I have one dataframe of user inputted car names which I need to match against another database of car names (millions of records) and extract the unique identifier. What's the best way of improving this matching whilst using rapidfuzz?
#Libraries
import pandas as pd
from rapidfuzz import fuzz, process, utils as fuzz_utils
#Data sample
df = pd.DataFrame({'strings_variable':['Avalon Toyota loan', 'Blazer Chevrolet', 'Blazer Chevrolety', 'Blazer Chevroletys', 'Blazer Chevroletys3', 'Suzuki Vitara sales', 'Suzuki Vita sales', 'Vauxhall Astra', 'Buick Special car', 'Ford Aerostar','beetle','aston martin']})

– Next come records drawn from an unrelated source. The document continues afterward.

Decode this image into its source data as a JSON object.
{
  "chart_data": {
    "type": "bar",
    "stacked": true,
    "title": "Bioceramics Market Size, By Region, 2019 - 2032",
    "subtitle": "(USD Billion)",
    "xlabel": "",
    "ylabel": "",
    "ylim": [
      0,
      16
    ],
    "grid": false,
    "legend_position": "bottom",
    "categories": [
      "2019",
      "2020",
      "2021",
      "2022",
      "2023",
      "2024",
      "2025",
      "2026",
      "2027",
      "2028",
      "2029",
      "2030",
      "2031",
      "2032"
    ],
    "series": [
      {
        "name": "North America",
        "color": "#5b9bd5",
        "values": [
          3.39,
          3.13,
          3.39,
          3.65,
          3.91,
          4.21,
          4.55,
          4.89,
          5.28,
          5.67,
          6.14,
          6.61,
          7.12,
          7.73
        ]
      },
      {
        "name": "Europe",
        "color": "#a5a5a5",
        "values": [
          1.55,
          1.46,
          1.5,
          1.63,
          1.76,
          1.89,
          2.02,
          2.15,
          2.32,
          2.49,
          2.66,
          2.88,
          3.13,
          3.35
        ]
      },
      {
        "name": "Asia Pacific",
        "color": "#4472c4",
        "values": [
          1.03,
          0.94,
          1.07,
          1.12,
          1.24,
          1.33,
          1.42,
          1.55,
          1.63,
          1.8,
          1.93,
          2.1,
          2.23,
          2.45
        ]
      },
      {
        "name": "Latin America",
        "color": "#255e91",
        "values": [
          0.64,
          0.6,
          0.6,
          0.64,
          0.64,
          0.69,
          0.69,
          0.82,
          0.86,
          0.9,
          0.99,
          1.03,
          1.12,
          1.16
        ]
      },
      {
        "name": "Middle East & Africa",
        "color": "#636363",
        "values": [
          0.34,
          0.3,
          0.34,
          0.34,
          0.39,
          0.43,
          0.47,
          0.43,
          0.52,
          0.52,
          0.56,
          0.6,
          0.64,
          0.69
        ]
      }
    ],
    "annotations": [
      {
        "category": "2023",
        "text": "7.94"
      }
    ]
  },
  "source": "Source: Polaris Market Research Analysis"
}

df2 = pd.DataFrame({'strings_variable2': ['Suzuki Vitara','Avalon Toyota loan co','some car','random car', 'Blazer Chevrolet', 'Vauxhall Astra X', 'Buick Special car', 'Ford Aerostar','Aston Martin Valkyrie','Volkswagen Beetle','GMC Syclone'],
'unique_id': ['100','101','102','103','104','105','106','107','108','109','110']})
I already cleaned the data (strip characters, spaces, lowercase, stopwords, etc.) so any direct matches (such as aston martin : Aston Martin) should be removed and the remaining records should have differences (extra words, abbreviations, etc.) which is the reason for why I need to do fuzzy matching.
Using this tutorial I am able to recreate this code which provides successful results
df['Match'] = ''
for index, row in df.iterrows():
matches = []
for i, r in df2.iterrows():
score = fuzz.WRatio(row['strings_variable'], r['strings_variable2'])
if score >= 90:
matches.append(r['strings_variable2'])
matches.append(r['unique_id'])
df.at[index, 'Match'] = matches
df[['match','unique_id']] = pd.DataFrame(df.Match.to_list(), index= df.index)
df = df.drop(columns = ['Match'])
strings_variable | match | unique_id |
---|---|---|
Avalon Toyota loan | Avalon Toyota loan co | 101 |
Blazer Chevrolet | Blazer Chevrolet | 104 |
Blazer Chevrolety | Blazer Chevrolet | 104 |
Blazer Chevroletys | Blazer Chevrolet | 104 |
Blazer Chevroletys3 | Blazer Chevrolet | 104 |
Suzuki Vitara sales | Suzuki Vitara | 100 |
Suzuki Vita sales | ||
Vauxhall Astra | Vauxhall Astra X | 105 |
Ford Aerostar | Ford Aerostar | 107 |
beetle | Volkswagen Beetle | 109 |
This works fine for such a small sample. The problem is that in reality I have to match 150 thousand records against a database of 8 million records so even even trying to match one single record against the 8 mil. database takes ages. What would be the most optimal way of doing this fuzzy matching? Thank you in advance.